IEA Warns Renewed U.S.-Iran Conflict Could Upend Oil Surplus Forecast

Despite the tentative recovery of oil flows through the Strait of Hormuz and the first build-up in global stocks since the war began, this week’s re-escalation of the U.S.-Iran hostilities could flip the outlook for an oil market surplus for next year, the International Energy Agency said on Friday.

Oil prices have plunged since the United States and Iran signed the memorandum of understanding (MoU) in the middle of June, with North Sea Dated prices down by $31 per barrel in June to $68 a barrel by early July, their lowest since January and $2 per barrel below pre-war levels.

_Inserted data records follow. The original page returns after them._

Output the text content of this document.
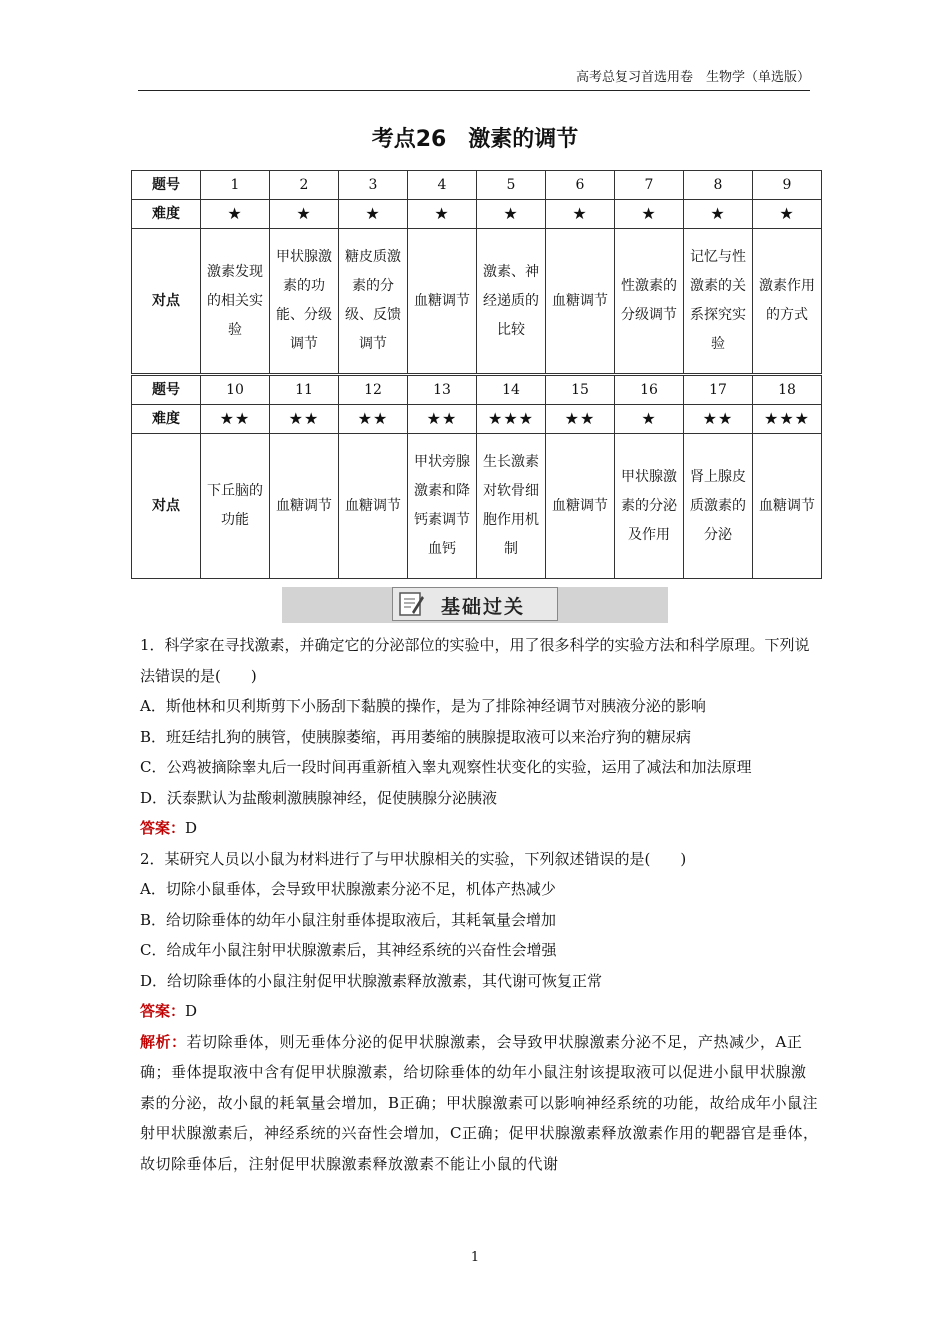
高考总复习首选用卷　生物学（单选版）
考点26　激素的调节
题号	1	2	3	4	5	6	7	8	9
难度	★	★	★	★	★	★	★	★	★
对点	激素发现的相关实验	甲状腺激素的功能、分级调节	糖皮质激素的分级、反馈调节	血糖调节	激素、神经递质的比较	血糖调节	性激素的分级调节	记忆与性激素的关系探究实验	激素作用的方式
题号	10	11	12	13	14	15	16	17	18
难度	★★	★★	★★	★★	★★★	★★	★	★★	★★★
对点	下丘脑的功能	血糖调节	血糖调节	甲状旁腺激素和降钙素调节血钙	生长激素对软骨细胞作用机制	血糖调节	甲状腺激素的分泌及作用	肾上腺皮质激素的分泌	血糖调节
基础过关

1．科学家在寻找激素，并确定它的分泌部位的实验中，用了很多科学的实验方法和科学原理。下列说法错误的是(　　)

A．斯他林和贝利斯剪下小肠刮下黏膜的操作，是为了排除神经调节对胰液分泌的影响

B．班廷结扎狗的胰管，使胰腺萎缩，再用萎缩的胰腺提取液可以来治疗狗的糖尿病

C．公鸡被摘除睾丸后一段时间再重新植入睾丸观察性状变化的实验，运用了减法和加法原理

D．沃泰默认为盐酸刺激胰腺神经，促使胰腺分泌胰液

答案：D

2．某研究人员以小鼠为材料进行了与甲状腺相关的实验，下列叙述错误的是(　　)

A．切除小鼠垂体，会导致甲状腺激素分泌不足，机体产热减少

B．给切除垂体的幼年小鼠注射垂体提取液后，其耗氧量会增加

C．给成年小鼠注射甲状腺激素后，其神经系统的兴奋性会增强

D．给切除垂体的小鼠注射促甲状腺激素释放激素，其代谢可恢复正常

答案：D

解析：若切除垂体，则无垂体分泌的促甲状腺激素，会导致甲状腺激素分泌不足，产热减少，A正确；垂体提取液中含有促甲状腺激素，给切除垂体的幼年小鼠注射该提取液可以促进小鼠甲状腺激素的分泌，故小鼠的耗氧量会增加，B正确；甲状腺激素可以影响神经系统的功能，故给成年小鼠注射甲状腺激素后，神经系统的兴奋性会增加，C正确；促甲状腺激素释放激素作用的靶器官是垂体，故切除垂体后，注射促甲状腺激素释放激素不能让小鼠的代谢

1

“An escalation in hostilities on 7-8 July, however, clouds the outlook and could upend the forecast that sees the market flipping to a surplus next year,” the IEA said in its closely watched Oil Market Report for July.

Since the reopening of the Strait of Hormuz, tankers have rushed to exit the Persian Gulf, including millions of barrels of Iranian crude that Tehran couldn’t move past the U.S. blockade between mid-April and mid-June.

As a result, global oil supply rebounded by a massive 4.1 million barrels per day (bpd) to 98.8 million bpd in June, amid a partial recovery in Gulf production, the IEA said.

However, global oil output remained about 9.4 million bpd below pre-war levels, with supply on track to decline by an average of 3.7 million bpd to 102.6 million bpd in 2026, “contingent on a swift de-escalation of renewed hostilities.”

Global demand is starting to recover from the lows seen in the second quarter, with annual declines easing from 4.8 million bpd in April-June to an expected yearly drop of 1.7 million bpd in the third quarter, the IEA reckons.

Despite the wave of crude managing to clear the Strait of Hormuz in recent weeks, product supply and deliveries are much slower to rebound, with the markets still tight, the agency noted.

“The disconnect between apparently well supplied crude oil markets and tight product markets underpinned a rally in cracks and refinery margins to four-year highs by early July,” said the IEA.

“While concerns over jet fuel shortages have eased in recent weeks after refiners pushed output to new highs, diesel and gasoline markets have tightened, with gasoline cracks moving sharply higher.”